Além disso, tinha como ver o balanço das três companhias que operam no setor – Azul, Gol e Latam – todas com dívidas bilionárias e prejuízos elevados desde o segundo trimestre de 2020. A Gol teve prejuízo de R$ 2,5 bilhões no terceiro trimestre deste ano, e a Latam, que é empresa internacional, fechou o trimestre com resultado negativo de US$ 691,9 milhões (R$ 3,9 bilhões).

Faltou também analisar com atenção o histórico do setor no Brasil: as empresas aéreas nascem otimistas, com vendas em alta e com lucro, alugando aeronaves de ponta no mercado mundial. Mas, depois de um tempo, começam a enfrentar dificuldades para manter balanços positivos e uma parte para de voar.

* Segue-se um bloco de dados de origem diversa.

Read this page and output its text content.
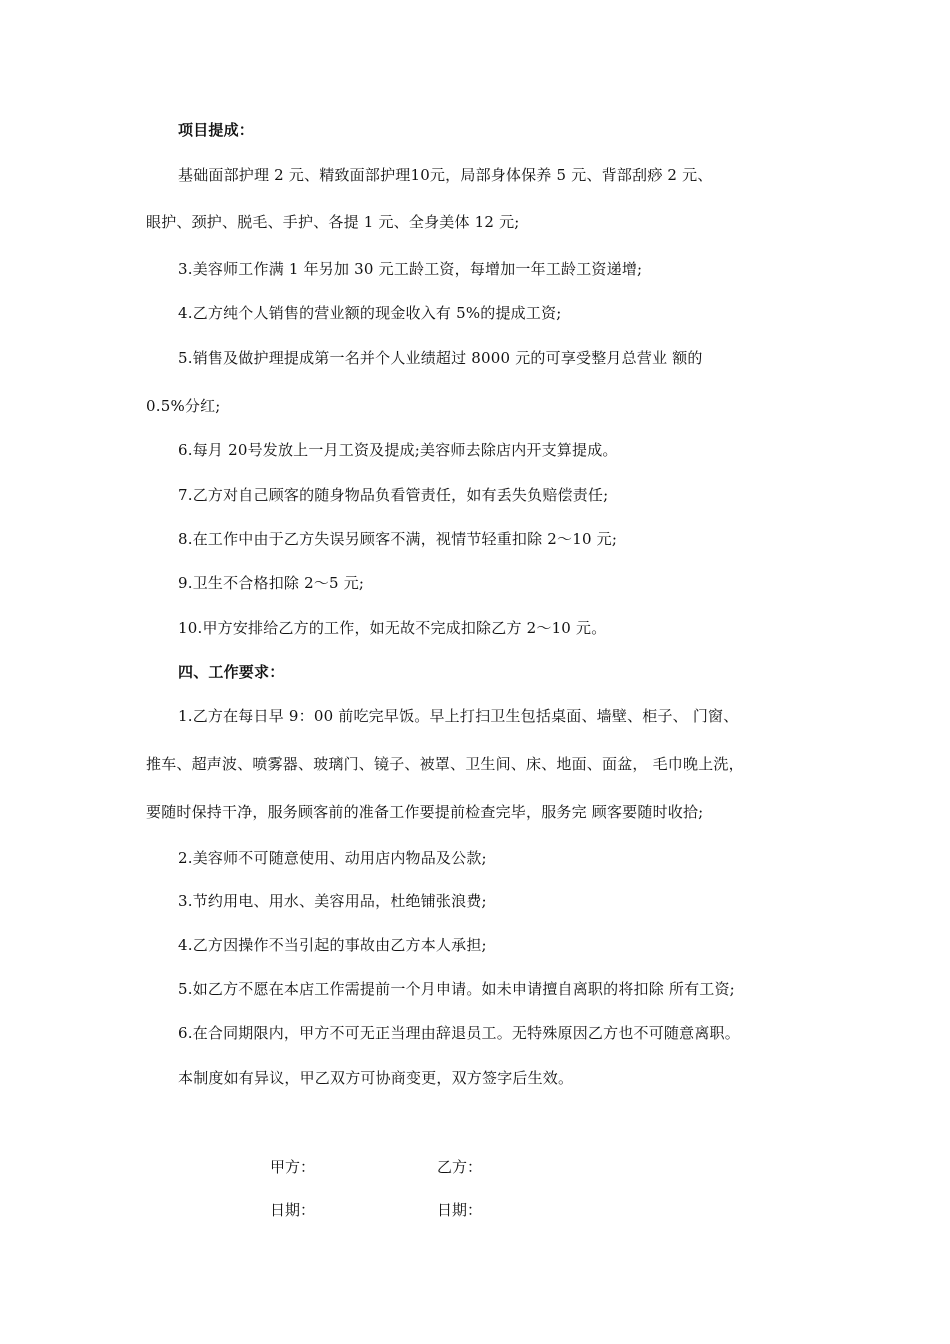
项目提成：
基础面部护理 2 元、精致面部护理10元，局部身体保养 5 元、背部刮痧 2 元、
眼护、颈护、脱毛、手护、各提 1 元、全身美体 12 元;
3.美容师工作满 1 年另加 30 元工龄工资，每增加一年工龄工资递增;
4.乙方纯个人销售的营业额的现金收入有 5%的提成工资;
5.销售及做护理提成第一名并个人业绩超过 8000 元的可享受整月总营业 额的
0.5%分红;
6.每月 20号发放上一月工资及提成;美容师去除店内开支算提成。
7.乙方对自己顾客的随身物品负看管责任，如有丢失负赔偿责任;
8.在工作中由于乙方失误另顾客不满，视情节轻重扣除 2～10 元;
9.卫生不合格扣除 2～5 元;
10.甲方安排给乙方的工作，如无故不完成扣除乙方 2～10 元。
四、工作要求：
1.乙方在每日早 9：00 前吃完早饭。早上打扫卫生包括桌面、墙壁、柜子、 门窗、
推车、超声波、喷雾器、玻璃门、镜子、被罩、卫生间、床、地面、面盆， 毛巾晚上洗，
要随时保持干净，服务顾客前的准备工作要提前检查完毕，服务完 顾客要随时收拾;
2.美容师不可随意使用、动用店内物品及公款;
3.节约用电、用水、美容用品，杜绝铺张浪费;
4.乙方因操作不当引起的事故由乙方本人承担;
5.如乙方不愿在本店工作需提前一个月申请。如未申请擅自离职的将扣除 所有工资;
6.在合同期限内，甲方不可无正当理由辞退员工。无特殊原因乙方也不可随意离职。
本制度如有异议，甲乙双方可协商变更，双方签字后生效。
甲方：	乙方：
日期：	日期：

Isso significa que o transporte aeroviário é uma das atividades mais desafiadoras para se chegar ao sucesso. O principal exemplo foi a Varig, a grande companhia brasileira de aviação que faliu com quase 80 anos de atividades. Começou a entrar em crise na hiperinflação dos anos de 1980, foi vendida para a Velo em 2006 e, depois, para a Gol em 2007. Logo após esse negócio, perguntei para Ozires Silva, fundador da Embraer que presidiu a Varig de 2000 a 2002, o que tinha achado da venda.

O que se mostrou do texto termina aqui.